Time to do some work. I didn’t travel out here only to access this room, but it was certainly a contributing factor. Did you know that when the Royal Navy handed over control of Ascension Island in 1922, the place was in possession of 4½ pounds of Bovril? Now you do.
A hundred years ago the town of Burnley had 103,000 people in it; these days it has about 78,000, so around a quarter fewer. They still seem pretty closely packed in, though.
He is watching something. The eye in the sky is below him and can’t watch him from there, but I capture him with a long zoom. Everyone is watching someone else.
From the colour of one specific bit of Manchester yesterday, to this scene of utter grayness. Or is it greyness with an E? I’ve never been sure. Gra/ey it was today though, for sure. Such a gloomy day .
My first Hebden Bridge picture in one whole month. It doesn’t seem like the pigeons have changed their behaviour much since I’ve been away: still the group callisthenics, tight circles around a carefully-chosen patch of town. They look impressive enough in black-and-white. Except for the one who’s broken formation, to the lower left.
I’ve been here before — not just in life, but on the blog, with this picture, taken on my first trip to St Helena. That one is also in black-and-white, and today that aesthetic move relieves some of the more garish colouring, particularly of the Hawaiian shirt of the guy on the left. Who, by the way, keeps saying hello to me as if he’s never met me before, whereas in the past we’ve had numerous conversations. But perhaps I am just forgettable, in a way that he is not.
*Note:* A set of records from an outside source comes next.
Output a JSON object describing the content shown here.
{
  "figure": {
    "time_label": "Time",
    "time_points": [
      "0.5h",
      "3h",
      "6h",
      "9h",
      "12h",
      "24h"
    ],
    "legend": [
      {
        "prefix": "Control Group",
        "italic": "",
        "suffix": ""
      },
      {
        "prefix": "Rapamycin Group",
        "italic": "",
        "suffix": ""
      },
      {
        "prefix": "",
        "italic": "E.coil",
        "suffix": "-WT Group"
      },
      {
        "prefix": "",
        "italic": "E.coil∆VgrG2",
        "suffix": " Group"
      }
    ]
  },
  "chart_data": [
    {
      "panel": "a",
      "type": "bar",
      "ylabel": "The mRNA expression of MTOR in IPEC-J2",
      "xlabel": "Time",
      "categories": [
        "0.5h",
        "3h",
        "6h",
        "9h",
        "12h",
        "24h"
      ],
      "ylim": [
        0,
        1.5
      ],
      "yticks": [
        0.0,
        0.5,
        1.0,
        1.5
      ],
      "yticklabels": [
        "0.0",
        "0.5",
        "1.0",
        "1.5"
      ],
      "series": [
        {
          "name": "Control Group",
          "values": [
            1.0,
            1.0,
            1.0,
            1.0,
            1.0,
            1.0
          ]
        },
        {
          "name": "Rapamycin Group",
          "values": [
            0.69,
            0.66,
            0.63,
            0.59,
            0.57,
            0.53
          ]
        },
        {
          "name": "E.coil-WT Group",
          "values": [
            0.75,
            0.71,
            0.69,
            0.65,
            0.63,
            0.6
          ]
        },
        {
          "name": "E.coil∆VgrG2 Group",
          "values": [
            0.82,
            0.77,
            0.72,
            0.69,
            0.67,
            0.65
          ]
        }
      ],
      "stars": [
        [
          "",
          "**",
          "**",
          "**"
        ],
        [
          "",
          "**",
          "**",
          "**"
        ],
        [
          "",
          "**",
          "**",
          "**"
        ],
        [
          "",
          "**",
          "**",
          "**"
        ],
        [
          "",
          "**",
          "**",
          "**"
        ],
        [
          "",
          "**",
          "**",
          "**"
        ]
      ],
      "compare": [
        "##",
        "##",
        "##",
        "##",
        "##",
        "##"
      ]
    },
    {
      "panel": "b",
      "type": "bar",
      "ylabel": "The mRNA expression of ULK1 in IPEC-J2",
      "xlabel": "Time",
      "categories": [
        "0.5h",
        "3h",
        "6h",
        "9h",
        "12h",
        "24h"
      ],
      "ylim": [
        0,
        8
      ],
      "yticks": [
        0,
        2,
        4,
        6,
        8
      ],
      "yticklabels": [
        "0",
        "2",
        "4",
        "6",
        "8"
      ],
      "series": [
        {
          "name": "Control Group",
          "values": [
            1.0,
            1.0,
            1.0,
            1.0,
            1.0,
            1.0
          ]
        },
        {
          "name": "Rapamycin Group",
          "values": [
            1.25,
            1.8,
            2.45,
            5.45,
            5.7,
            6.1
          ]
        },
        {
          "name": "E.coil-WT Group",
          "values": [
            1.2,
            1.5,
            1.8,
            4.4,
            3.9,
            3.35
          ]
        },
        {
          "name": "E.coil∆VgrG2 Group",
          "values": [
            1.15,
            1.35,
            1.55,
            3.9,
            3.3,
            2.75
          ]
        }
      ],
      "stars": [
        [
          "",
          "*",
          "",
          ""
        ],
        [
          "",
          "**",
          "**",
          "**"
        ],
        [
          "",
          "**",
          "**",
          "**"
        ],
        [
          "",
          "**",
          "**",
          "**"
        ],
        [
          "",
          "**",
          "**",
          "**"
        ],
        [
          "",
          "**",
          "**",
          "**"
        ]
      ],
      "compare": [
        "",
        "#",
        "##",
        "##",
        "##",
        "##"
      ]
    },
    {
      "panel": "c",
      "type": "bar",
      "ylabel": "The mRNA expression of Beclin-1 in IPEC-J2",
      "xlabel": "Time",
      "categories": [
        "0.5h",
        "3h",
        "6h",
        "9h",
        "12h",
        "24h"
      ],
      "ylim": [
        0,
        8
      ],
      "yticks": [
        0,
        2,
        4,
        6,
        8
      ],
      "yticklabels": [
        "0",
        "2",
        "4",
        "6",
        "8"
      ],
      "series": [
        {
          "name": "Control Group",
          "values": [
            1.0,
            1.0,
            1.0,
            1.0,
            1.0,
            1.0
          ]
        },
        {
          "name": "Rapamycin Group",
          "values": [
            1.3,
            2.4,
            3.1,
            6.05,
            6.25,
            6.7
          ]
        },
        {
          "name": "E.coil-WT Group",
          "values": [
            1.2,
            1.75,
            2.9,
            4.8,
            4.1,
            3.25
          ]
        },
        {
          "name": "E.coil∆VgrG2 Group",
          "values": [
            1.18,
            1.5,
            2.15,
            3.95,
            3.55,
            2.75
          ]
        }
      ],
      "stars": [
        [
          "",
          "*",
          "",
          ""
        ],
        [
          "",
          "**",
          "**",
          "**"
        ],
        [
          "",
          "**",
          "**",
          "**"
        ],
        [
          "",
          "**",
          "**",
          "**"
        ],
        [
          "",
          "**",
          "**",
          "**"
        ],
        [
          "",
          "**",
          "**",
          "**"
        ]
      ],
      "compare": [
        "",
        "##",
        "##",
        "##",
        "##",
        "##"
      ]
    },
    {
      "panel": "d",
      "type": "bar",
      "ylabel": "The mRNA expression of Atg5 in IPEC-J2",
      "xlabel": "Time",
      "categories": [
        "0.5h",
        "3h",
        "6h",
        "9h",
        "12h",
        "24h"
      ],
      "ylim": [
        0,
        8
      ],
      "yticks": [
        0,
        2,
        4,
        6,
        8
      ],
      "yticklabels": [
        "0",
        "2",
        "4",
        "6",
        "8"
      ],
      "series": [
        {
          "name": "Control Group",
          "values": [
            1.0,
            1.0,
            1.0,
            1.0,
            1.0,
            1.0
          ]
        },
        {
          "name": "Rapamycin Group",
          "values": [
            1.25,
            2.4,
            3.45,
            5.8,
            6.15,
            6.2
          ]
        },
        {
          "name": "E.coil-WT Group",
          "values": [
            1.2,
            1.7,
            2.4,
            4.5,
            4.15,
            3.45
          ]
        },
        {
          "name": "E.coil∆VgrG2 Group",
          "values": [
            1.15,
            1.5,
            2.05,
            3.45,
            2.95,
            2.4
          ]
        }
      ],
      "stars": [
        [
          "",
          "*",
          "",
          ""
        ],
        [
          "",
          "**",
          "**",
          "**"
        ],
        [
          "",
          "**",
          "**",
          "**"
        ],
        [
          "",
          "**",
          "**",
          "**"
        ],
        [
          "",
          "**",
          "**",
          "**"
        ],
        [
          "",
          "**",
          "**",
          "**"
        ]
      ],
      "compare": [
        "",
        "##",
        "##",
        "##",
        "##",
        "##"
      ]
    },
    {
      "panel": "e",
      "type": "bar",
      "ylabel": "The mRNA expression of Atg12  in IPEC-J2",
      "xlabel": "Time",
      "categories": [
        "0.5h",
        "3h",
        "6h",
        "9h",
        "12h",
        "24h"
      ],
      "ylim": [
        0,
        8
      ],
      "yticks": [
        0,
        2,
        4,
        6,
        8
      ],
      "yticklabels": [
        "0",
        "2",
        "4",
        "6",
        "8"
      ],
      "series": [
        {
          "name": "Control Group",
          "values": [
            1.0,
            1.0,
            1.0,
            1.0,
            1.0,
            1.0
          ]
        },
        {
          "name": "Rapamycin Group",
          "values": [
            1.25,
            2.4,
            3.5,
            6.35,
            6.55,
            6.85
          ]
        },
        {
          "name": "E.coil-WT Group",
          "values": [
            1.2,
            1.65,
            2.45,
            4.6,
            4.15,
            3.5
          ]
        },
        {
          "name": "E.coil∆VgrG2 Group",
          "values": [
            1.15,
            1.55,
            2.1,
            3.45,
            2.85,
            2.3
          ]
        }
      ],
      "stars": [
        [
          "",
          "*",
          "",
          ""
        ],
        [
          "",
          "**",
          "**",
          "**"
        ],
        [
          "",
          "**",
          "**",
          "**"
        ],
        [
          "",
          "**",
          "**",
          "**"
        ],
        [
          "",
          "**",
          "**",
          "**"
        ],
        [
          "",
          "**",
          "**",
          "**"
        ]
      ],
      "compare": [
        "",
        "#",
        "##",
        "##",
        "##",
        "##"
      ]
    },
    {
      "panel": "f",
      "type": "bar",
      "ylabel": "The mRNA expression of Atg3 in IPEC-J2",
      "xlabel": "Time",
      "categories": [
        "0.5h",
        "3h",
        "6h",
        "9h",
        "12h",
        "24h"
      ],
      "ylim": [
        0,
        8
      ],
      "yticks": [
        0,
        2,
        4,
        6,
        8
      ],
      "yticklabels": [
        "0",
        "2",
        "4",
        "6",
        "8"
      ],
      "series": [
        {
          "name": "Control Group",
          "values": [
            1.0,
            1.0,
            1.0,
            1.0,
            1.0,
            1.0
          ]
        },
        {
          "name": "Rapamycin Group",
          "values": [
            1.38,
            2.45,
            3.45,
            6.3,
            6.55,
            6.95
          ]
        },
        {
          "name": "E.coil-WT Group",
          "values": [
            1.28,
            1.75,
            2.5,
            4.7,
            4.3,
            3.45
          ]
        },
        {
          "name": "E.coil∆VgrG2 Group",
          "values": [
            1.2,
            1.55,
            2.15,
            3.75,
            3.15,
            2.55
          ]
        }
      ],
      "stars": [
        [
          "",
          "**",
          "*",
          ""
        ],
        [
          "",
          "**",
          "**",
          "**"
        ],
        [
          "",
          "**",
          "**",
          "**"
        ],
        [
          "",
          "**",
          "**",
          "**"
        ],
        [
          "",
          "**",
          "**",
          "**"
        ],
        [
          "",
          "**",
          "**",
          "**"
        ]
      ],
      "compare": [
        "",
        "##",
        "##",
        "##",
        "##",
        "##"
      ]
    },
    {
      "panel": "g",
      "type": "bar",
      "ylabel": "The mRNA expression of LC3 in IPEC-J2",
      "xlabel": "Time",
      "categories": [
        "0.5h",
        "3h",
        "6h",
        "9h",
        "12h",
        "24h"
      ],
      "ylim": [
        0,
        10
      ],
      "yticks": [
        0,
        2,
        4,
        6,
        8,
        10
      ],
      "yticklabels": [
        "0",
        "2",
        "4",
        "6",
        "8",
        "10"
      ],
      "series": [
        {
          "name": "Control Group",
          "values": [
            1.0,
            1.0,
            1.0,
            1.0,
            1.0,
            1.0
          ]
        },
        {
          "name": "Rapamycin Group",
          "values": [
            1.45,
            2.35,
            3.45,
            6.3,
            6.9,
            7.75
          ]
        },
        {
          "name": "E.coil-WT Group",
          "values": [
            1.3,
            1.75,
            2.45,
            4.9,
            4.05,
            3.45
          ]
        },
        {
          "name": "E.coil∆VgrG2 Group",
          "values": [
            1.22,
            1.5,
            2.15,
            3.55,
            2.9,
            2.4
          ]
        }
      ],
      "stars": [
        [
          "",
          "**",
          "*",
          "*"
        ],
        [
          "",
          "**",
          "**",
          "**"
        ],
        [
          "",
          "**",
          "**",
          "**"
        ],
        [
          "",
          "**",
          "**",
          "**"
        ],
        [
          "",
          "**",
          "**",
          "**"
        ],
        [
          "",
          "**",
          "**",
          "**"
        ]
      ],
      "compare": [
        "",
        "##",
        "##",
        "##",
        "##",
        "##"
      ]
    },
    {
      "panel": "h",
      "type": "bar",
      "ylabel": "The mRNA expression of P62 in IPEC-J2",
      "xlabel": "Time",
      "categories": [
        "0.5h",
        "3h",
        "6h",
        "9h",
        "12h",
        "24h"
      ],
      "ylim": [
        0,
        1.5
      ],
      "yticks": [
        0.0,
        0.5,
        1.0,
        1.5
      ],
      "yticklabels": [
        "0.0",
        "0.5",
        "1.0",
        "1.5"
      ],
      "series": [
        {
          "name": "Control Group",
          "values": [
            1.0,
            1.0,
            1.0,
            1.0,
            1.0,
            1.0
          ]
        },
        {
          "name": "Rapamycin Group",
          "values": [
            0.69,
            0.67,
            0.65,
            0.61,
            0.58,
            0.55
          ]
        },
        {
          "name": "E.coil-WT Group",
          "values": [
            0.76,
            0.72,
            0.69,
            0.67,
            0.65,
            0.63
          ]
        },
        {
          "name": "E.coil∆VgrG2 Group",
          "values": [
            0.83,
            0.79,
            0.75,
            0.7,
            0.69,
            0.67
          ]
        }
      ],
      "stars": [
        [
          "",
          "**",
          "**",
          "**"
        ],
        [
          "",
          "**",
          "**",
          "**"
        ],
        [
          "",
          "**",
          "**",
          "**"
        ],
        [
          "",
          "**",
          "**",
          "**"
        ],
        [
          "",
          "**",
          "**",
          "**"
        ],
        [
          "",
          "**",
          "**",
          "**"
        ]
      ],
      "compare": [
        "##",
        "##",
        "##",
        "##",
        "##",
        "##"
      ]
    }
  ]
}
On the wall of the Cape Town terminal for the ferry to Robben Island is painted a quote from Nelson Mandela: “It is said that one only knows a nation until one has been inside its jails.” And he would know, as he spent 27 years in this place. The tour was worth doing, although it’s not as evocative a place as Alcatraz, nor as terrifying as the remains of the cells displayed at the War Remnants museum in Saigon. But none of these are places I would like to spend time — or Do Time. South Africa is a place which still has its problems but, with hindsight, the fact that it now seems to have had a reasonably stable democracy for 30 years post-apartheid, and all the systems and structures (like this place) which kept it going: these reflect well enough on the country.
Another day spent almost entirely in my office at home, working, and not emerging until after the sunlight was mostly gone. The Friday market in town was still open at this point, though only just, and I’m sure this guy is considering packing up his clocks and jewellry and calling it a day.
I go monochrome here simply because it feels right for the shot and it stops the bright green stripes at the top dominating it. It is not a ‘Black Friday’ reference. I hate that bollocks, in fact: especially because, as various recent conversations about this marketing wheeze have proven, virtually no one in the UK — consumers, retailers, the media, anyone — actually understands the derivation of the term. Be honest — do you know where it comes from? (American readers don’t get to answer this.)
Whomever preceded me to this park bench, during the shower that fell an indeterminate amount of time before, certainly left an impression. And a dry spot, one that, let’s say, is bigger than I might have left.